Phase One of EMKONS (Early Modern Kyrgyz Oral-derived Narrative Sources), a new digital research project, was recently released. The EMKONS team is a team of international scholars who have collaborated digitally to analyze and interpret premodern Central Asian Turkic narrative manuscript sources. In doing so, the EMKONS team seeks to illuminate the self-concepts and interactions of Central Asian nomadic peoples (primarily the forerunners of the modern Kyrgyz). The research team used varying lenses of tradition and modernity to create knowledge about the past during times of turbulent change from the 18th to the early 20th century.
Daniel Prior, Associate Professor of History and Alia Levar Wegner, Digital Collections Librarian at Miami University collaborated over the summer to select and adapt the open- source Digital Mappa suite of digital tools for humanistic projects.
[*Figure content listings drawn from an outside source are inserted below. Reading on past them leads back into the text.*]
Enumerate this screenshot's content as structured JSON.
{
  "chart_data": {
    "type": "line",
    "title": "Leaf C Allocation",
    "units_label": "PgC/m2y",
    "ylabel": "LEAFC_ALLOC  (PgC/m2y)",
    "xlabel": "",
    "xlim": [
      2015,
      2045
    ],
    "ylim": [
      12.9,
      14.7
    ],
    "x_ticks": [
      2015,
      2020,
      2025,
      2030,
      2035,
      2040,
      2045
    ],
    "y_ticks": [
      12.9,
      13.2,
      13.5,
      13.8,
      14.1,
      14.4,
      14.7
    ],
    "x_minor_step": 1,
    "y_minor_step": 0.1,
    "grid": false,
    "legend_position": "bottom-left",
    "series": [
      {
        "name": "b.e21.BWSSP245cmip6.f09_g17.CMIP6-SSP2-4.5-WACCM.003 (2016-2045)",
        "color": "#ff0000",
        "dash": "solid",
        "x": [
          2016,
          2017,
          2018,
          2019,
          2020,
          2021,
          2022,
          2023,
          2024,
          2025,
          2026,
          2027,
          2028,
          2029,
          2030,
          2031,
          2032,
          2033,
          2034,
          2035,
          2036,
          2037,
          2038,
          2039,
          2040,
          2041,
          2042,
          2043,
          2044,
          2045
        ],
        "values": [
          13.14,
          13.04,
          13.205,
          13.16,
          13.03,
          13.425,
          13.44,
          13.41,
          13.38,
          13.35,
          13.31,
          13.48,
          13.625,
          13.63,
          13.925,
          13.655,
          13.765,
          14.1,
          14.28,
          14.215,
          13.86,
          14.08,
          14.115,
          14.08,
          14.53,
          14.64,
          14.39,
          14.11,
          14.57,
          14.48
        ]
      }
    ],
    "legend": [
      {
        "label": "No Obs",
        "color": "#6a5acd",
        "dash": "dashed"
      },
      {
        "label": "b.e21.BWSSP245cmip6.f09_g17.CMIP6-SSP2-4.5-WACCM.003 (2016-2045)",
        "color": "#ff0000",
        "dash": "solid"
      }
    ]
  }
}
Ben Storsved, a graduate student in Central Eurasian Studies at Indiana University and a Miami History alumnus, built the EMKONS project site in Digital Mappa, using his current research as a source of content for the evolving structure. A manuscript analyzed in the pilot stage of the project contains narratives about Kyrgyz experiences during the Turkestan Rebellion of 1916.
The team of experts includes partners at the National Academy of Sciences of the Kyrgyz Republic, where early modern Kyrgyz oral-derived narrative sources are housed in the manuscript archives and where a free, public digital repository is maintained.
The EMKONS team is currently working on Phase Two of the digital research project. Prior notes that the team will build the site where they integrate additional content as well as new interface and design elements.
Prior, the recipient of a Humanities Center Digital Fellowship, states that the support from the Humanities Center made it possible for the EMKONS team to develop Phase One of the digital research project in partnership with the Miami University Libraries. He says, “We gratefully acknowledge the support.”
The EMKONS team has been awarded a Collaborative Research Grant from the National Endowment for the Humanities to conduct research in the Kyrgyz Academy of Sciences manuscript archives in the summer of 2022.